Good question! It is possible using only natural numbers and arithmetic to implement a stack, due to Gödel numbering.
What's the basic idea? Well, a stack is basically a nested sequence of pairs: the stack $(1, 2, 3)$ (with $1$ on top) can be thought of as $(1, (2, 3))$. And in turn, we can encode pairs using this neat formula:
$$
\texttt{encode}(a, b) = a + \binom{a + b + 1}{2} = a + \frac{(a + b + 1)(a + b)}{2}
$$
This is called a pairing function and this one is due to Cantor.
Some examples may make the function more clear:
$$
\texttt{encode}(0, 0) = 0 + 0 = 0\\
\texttt{encode}(0, 1) = 0 + 1 = 1 \\
\texttt{encode}(1, 0) = 1 + 1 = 2 \\
\texttt{encode}(0, 2) = 0 + 3 = 3 \\
\texttt{encode}(1, 1) = 1 + 3 = 4 \\
\texttt{encode}(2, 0) = 2 + 3 = 5 \\
\texttt{encode}(0, 3) = 0 + 6 = 6 \\
\cdots
$$
Then we can also define a corresponding function $\texttt{decode}(n)$ which returns a pair of integers, so that $\texttt{decode}(\texttt{encode}(a, b)) = (a, b)$.
The kicker is that both encode and decode are definable as WHILE programs!
Implementing encode and decode
It should be clear how to implement $\texttt{encode}$: WHILE programs have arithmetic, so we can simply compute the answer in a single assignment statement. For $\texttt{decode}$, there are some more efficient ways, but one way that works is simply to loop over all pairs integers and try encoding them:
decode(n):
a := 0
b := 0
done := 0
while done == 0:
c := encode(a, b)
if c == n:
done := 1
else if a > 0:
a := a - 1
b := b + 1
else:
a := b + 1
b := 0
The line c := encode(a, b) is a subprocedure: it can be simply replaced inline with the definition of encode.
Implementing a stack
What operations does a stack data type need to support? There are basically just four operations: empty: S returning an empty stack; push: (S, nat) -> S pushing a new value; pop: S -> (S, nat) popping the top value, and is_empty: S -> bool to check whether the stack is empty. Each of these can be implemented using encode and decode. For the empty stack, we can use the natural number 0. For push, we can use
push(stack, n) = encode(stack, n) + 1
and for pop, we can use:
pop(stack) = if stack == 0 then (0, 0) else decode(stack - 1)
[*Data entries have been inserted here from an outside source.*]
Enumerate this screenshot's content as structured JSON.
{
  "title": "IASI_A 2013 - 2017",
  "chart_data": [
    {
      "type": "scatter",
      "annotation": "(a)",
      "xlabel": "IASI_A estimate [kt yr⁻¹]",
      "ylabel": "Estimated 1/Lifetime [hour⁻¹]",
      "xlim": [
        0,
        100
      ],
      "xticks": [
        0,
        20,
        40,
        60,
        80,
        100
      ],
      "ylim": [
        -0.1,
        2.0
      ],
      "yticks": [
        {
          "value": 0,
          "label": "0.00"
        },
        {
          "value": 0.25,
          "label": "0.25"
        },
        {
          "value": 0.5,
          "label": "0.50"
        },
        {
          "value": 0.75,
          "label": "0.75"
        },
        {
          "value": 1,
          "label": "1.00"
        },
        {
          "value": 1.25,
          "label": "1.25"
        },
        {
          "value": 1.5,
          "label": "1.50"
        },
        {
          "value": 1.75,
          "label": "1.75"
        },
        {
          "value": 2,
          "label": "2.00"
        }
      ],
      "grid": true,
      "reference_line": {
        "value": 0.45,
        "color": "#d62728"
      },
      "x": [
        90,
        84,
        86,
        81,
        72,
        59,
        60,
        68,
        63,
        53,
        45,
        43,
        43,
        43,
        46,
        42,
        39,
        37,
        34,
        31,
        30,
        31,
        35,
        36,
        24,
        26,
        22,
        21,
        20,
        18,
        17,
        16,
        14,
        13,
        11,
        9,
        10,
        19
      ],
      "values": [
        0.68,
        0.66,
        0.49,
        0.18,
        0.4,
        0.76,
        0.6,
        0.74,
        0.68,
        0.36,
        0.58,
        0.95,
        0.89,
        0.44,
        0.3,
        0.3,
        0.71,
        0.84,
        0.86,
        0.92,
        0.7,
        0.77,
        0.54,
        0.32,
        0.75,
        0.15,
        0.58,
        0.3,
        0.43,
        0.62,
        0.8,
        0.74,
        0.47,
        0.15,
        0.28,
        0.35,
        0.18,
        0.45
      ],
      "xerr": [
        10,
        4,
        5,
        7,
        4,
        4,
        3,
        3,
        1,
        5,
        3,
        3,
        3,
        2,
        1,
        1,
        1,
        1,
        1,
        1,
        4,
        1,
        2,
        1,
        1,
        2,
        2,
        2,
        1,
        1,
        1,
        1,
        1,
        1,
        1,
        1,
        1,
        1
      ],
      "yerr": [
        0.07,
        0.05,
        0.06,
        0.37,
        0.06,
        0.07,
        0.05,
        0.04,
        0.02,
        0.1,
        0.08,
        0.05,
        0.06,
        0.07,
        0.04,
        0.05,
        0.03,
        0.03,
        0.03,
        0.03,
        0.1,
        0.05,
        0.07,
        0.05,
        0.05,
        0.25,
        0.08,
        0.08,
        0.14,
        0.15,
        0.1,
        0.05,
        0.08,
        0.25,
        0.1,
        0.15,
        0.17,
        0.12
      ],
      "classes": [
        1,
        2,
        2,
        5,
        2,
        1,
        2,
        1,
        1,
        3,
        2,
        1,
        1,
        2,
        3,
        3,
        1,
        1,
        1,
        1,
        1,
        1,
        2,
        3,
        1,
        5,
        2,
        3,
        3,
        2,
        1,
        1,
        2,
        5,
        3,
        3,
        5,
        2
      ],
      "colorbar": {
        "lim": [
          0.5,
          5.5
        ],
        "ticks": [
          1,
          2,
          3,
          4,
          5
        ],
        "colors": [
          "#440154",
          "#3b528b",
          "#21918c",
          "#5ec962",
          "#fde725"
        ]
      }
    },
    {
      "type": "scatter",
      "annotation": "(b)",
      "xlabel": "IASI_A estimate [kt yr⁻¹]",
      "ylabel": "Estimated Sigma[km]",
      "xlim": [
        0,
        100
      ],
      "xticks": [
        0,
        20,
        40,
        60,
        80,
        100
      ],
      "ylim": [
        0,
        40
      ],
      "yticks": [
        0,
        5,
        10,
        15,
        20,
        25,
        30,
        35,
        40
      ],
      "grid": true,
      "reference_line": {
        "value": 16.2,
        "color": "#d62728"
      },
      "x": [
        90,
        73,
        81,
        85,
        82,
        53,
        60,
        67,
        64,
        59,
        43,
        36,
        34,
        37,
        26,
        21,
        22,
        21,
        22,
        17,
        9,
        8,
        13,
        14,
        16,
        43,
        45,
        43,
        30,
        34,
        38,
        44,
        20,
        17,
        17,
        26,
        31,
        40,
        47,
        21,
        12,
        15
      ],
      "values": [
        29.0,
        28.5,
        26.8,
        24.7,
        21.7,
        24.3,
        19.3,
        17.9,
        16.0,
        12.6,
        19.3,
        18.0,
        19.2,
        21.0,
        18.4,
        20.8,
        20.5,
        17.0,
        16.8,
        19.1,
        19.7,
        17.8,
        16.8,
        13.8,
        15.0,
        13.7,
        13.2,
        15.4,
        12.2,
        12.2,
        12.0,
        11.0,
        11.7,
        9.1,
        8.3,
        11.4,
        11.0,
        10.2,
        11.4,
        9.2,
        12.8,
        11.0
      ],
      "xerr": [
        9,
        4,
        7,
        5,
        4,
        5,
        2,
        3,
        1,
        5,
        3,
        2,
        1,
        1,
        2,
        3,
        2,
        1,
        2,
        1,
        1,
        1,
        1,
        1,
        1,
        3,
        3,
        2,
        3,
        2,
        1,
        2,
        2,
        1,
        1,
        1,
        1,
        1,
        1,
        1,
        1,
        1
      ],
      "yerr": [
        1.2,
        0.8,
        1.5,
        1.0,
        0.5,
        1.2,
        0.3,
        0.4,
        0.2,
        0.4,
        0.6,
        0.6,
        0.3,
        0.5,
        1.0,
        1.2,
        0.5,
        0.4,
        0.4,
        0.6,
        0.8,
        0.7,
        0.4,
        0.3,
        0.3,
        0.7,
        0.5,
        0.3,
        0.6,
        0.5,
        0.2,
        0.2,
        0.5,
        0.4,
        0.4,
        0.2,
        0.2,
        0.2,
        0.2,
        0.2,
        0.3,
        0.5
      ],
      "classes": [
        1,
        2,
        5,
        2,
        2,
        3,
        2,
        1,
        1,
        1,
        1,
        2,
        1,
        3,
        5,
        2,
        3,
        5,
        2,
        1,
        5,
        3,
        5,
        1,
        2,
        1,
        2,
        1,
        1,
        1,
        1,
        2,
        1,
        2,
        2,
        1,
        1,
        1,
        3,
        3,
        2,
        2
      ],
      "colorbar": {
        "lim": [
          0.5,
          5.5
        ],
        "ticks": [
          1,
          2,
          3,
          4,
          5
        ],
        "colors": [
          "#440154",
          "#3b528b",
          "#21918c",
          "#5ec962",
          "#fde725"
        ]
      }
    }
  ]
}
where the return value, an ordered pair, is stored into two designated variables.
Finally, is_empty is just checking whether stack == 0.
Implementing Ackermann
As you noted, recursive functions can be implemented using WHILE loops and a stack. So implementing the Ackermann function is just a matter of applying the stack implementation above. Each time you want to push or pop from the stack, you replace with the above procedures. You can have as many stacks as you want, stored in different natural number variables.
The same trick works to implement any recursive or Turing-computable function; this is why WHILE is Turing-complete.
Notes
Finally, two caveats. First, none of these encodings are particularly efficient. Even the basic encode function is quite unwieldy; nested calls to it to create a stack creates absolutely astronomical integers very quickly.
Second, for any of this to work, it's important that the natural numbers in the WHILE language are true integers, not the fixed-width integers that are common in real computer architectures. For fixed-width integers, the WHILE language is certainly weaker than arbitrary computation -- it cannot implement any nontrivial Turing-computable functions, let alone the Ackermann function.
As a result of both of these limitations, in practice, WHILE is not really sufficient for general computation with recursive functions. Instead, real compilers rely on the program stack and dynamically allocated memory on the heap to implement complex data structures and computations.